Close to half of companies with defined-benefit pension plans let retiring employees take a lump-sum distribution instead of a monthly check. When given that choice, nearly everyone takes the cash. But a federal law that goes into effect in 2008 may limit many companies' ability to offer those one-time payments.

Starting next year, companies won't be able to make lump-sum distributions if their pension plans are more than 40% underfunded. (Congress is considering a bill to postpone the change until at least 2009.) For companies using a calendar year, the change will begin on Apr. 1. Those that are 20% to 40% underfunded will be permitted to offer lump sums on only up to half of the benefits employees have accrued.

Is your plan likely to land on the no- or partial-distribution list? The pension data available on Form 5500--filed with the Labor Dept. and available from HR departments--are generally outdated by the time they're released. The disclosures in companies' 10-Ks are also of limited use, since they rely on a different formula to calculate pension funding than the new law requires. Still, "it can give you a rough estimate," says Marjorie Martin, a vice-president at Aon Consulting Worldwide.

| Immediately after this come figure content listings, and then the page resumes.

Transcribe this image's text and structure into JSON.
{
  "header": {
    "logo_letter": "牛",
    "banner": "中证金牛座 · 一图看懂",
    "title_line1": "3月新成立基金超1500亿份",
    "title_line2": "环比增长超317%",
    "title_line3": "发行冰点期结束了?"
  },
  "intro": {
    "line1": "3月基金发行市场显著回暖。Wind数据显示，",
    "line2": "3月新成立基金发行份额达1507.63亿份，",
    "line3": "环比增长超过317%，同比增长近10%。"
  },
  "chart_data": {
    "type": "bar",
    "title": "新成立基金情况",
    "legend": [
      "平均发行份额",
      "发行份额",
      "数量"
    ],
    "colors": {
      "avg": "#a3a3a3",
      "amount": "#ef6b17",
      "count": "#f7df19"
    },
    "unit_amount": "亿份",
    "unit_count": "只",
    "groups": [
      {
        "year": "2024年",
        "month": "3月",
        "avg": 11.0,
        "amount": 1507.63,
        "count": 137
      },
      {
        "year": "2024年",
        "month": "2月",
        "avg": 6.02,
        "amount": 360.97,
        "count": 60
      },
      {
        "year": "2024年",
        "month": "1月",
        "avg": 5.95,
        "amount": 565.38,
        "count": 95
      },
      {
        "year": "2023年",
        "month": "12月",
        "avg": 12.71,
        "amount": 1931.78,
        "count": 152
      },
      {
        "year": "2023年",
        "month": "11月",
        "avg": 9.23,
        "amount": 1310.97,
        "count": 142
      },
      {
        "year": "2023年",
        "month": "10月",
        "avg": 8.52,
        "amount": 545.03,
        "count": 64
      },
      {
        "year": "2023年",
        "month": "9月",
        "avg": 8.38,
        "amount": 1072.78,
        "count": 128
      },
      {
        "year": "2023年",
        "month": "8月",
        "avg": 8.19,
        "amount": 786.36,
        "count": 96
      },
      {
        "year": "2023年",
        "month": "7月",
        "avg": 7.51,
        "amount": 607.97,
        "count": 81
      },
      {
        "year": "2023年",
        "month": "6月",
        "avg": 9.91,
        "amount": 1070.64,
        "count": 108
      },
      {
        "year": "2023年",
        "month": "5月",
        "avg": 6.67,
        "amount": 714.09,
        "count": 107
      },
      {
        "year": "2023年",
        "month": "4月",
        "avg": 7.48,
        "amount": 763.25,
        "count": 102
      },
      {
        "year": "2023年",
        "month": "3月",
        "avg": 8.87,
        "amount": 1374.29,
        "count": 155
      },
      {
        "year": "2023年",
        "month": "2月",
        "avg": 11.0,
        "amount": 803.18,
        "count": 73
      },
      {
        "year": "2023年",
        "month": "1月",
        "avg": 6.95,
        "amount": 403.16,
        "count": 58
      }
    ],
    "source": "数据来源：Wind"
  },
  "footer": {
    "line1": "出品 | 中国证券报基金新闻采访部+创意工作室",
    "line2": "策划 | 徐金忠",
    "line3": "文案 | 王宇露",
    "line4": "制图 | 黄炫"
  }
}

Your employer may not even know right now whether it will be able to offer the distributions. Companies still have a few months to cough up the cash to get their pension plans into better shape. Even relatively healthy plans that are as much as 90% funded may find they're restricted unless they can get an actuary to certify their results by Apr. 1. If the delay in certification continues past Oct. 1, a plan would be temporarily deemed below the 60% threshold, and lump sums would be off-limits until certification is granted.